Key Changes to the Breach Notification Obligations
Below is a quick summary of the key changes to the breach notification obligations made as a result of the SHIELD Act:
- Broadens the notification obligations as a result of a breach to include notification to residents whose private information was, or is reasonably believed to have been, accessed by an unauthorized individual (instead of just notification to those residents whose information was acquired).
- Exempts breach notifications when the exposure to private information was inadvertent and the covered entity “reasonably determines such exposure will not likely result in misuse of such information, or financial harm to the affected persons or emotional harm in the case of unknown disclosure of online credentials.” The covered entity2 must maintain documentation of the determination for at least five years, and in the event there were over 500 New York residents impacted by the inadvertent disclosure, the State Attorney General must be notified within 10 days of the determination.
- Expands the definition of “private information” to include (i) the combination of a user name or email address with a password or security question and answer thereto that would allow access to an online account, and (ii) personal information in combination with the following newly added data elements:
- account, credit or debit card numbers without additional identifying information if the number may be used to access the individual’s financial account (before this amendment, the definition already captured account, credit or debit card numbers with additional identifying information); and
- biometric information such as fingerprint, voice print, retina or iris image, or other unique physical representation or digital representation of biometric data.
- Exempts individual notifications if notice was already provided in accordance with:
- the Gramm-Leach-Bliley Act (GLBA),
- the Health Information Portability and Accountability Act (HIPAA),
- part 500 of title 23 of the official compilation of codes, rules and regulations of the state of New York, or
- any other data security rules and regulations of any official department, division, commission or agency of the federal or New York state government.
Note that the notifications to the state attorney general, the state department of state and the division of state police are still required.
- Amends the content requirements for the individual notification to include the provision of telephone numbers and websites of the relevant state and federal agencies that provide information on security breach response and identity theft prevention and protection.
- Amends the notification obligation with respect to the state attorney general, the department of state and the division of state police by requiring a copy of the form of the individual notification.
- Requires that a HIPAA covered entity that is required to provide notification of a breach of unsecured PHI to the Secretary of the Department of Health and Human Services (“HHS”) provide a copy of the notification to the state attorney general within 5 business days after notifying HHS, even if the breach does not include “private information”.
New Data Security Obligations
The SHIELD Act adds a requirement that covered entities implement and maintain reasonable safeguards to protect the security, confidentiality, and integrity of private information, including the disposal of data.
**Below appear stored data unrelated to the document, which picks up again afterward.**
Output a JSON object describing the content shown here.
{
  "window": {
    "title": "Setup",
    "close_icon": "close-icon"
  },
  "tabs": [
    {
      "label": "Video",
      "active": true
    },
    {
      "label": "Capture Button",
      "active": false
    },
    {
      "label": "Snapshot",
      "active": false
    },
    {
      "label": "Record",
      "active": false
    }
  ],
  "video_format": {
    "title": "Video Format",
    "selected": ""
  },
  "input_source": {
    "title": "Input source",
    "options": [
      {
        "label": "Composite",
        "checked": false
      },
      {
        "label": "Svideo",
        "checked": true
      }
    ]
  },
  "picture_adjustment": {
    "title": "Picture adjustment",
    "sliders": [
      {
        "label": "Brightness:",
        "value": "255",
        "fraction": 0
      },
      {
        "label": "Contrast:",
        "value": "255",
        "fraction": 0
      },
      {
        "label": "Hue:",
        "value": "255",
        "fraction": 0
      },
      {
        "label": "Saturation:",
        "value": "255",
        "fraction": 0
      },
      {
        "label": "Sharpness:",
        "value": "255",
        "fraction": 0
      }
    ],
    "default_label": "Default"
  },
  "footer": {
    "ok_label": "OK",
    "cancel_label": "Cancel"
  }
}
In order to be in compliance, a business must implement a data security program that includes reasonable administrative, technical and physical safeguards, including:
- Administrative safeguards: (1) designates one or more employees to coordinate the security program; (2) identifies reasonably foreseeable internal and external risks; (3) assesses the sufficiency of safeguards in place to control the identified risks; (4) trains and manages employees in the security program practices and procedures; (5) selects service providers capable of maintaining appropriate safe guards, and requires those safeguards by contract; and (6) adjusts the security program in light of business changes or new circumstances.
- Technical safeguards: (1) assesses risks in network and software design; (2) assesses risks in information processing, transmission and storage; (3) detects, prevents and responds to attacks or system failures; and (4) regularly tests and monitors the effectiveness of key controls, systems and procedures.
- Physical safeguards: (1) assesses risks of information storage and disposal; (2) detects, prevents and responds to intrusions; (3) protects against unauthorized access to or use of private information during or after the collection, transportation and destruction or disposal of the information; and (4) disposes of private information within a reasonable amount of time after it is no longer needed for business purposes by erasing electronic media so that the information cannot be read or reconstructed.
Small businesses are permitted to scale the above reasonable security requirements as appropriate for the size and complexity of the business, the nature and scope of the business’ activities, and the sensitivity of the personal information the business collects. In addition, a business is deemed to be in compliance with the above reasonable security requirements if the business is subject to and in compliance with GLBA, HIPAA, part 500 of title 23 of the official compilation of codes, rules and regulations of the state of New York, or any other data security rules and regulations of any official department, division, commission or agency of the federal or New York state government.
In order to be in a position to comply with the requirements of the SHIELD Act when it becomes effective (likely before the end of 2019), covered entities should begin to:
- Understand what “private information,” including the newly added data elements, of New York residents is in the business’ possession, and how the information is processed and maintained.
- Review the business’ physical, technical, and administrative safeguards to determine whether they satisfy the enumerated requirements of the SHIELD Act.
- Update incident response procedures related to the SHIELD Act’s various changes to the notification obligations for data breaches impacting New York residents. Amend or add a procedure for documenting a determination of inadvertent exposure of “private information” of New York residents that is not a reportable incident, including retention requirements for the documentation and the attorney general notification obligation if over 500 New York residents were impacted.
1 See https://www.insurereinsure.com/2019/07/10/new-york-jumps-on-the-data-security-bandwagon/.
2 A “covered entity” is any person, business or state entity that owns or licenses computerized data which includes private information.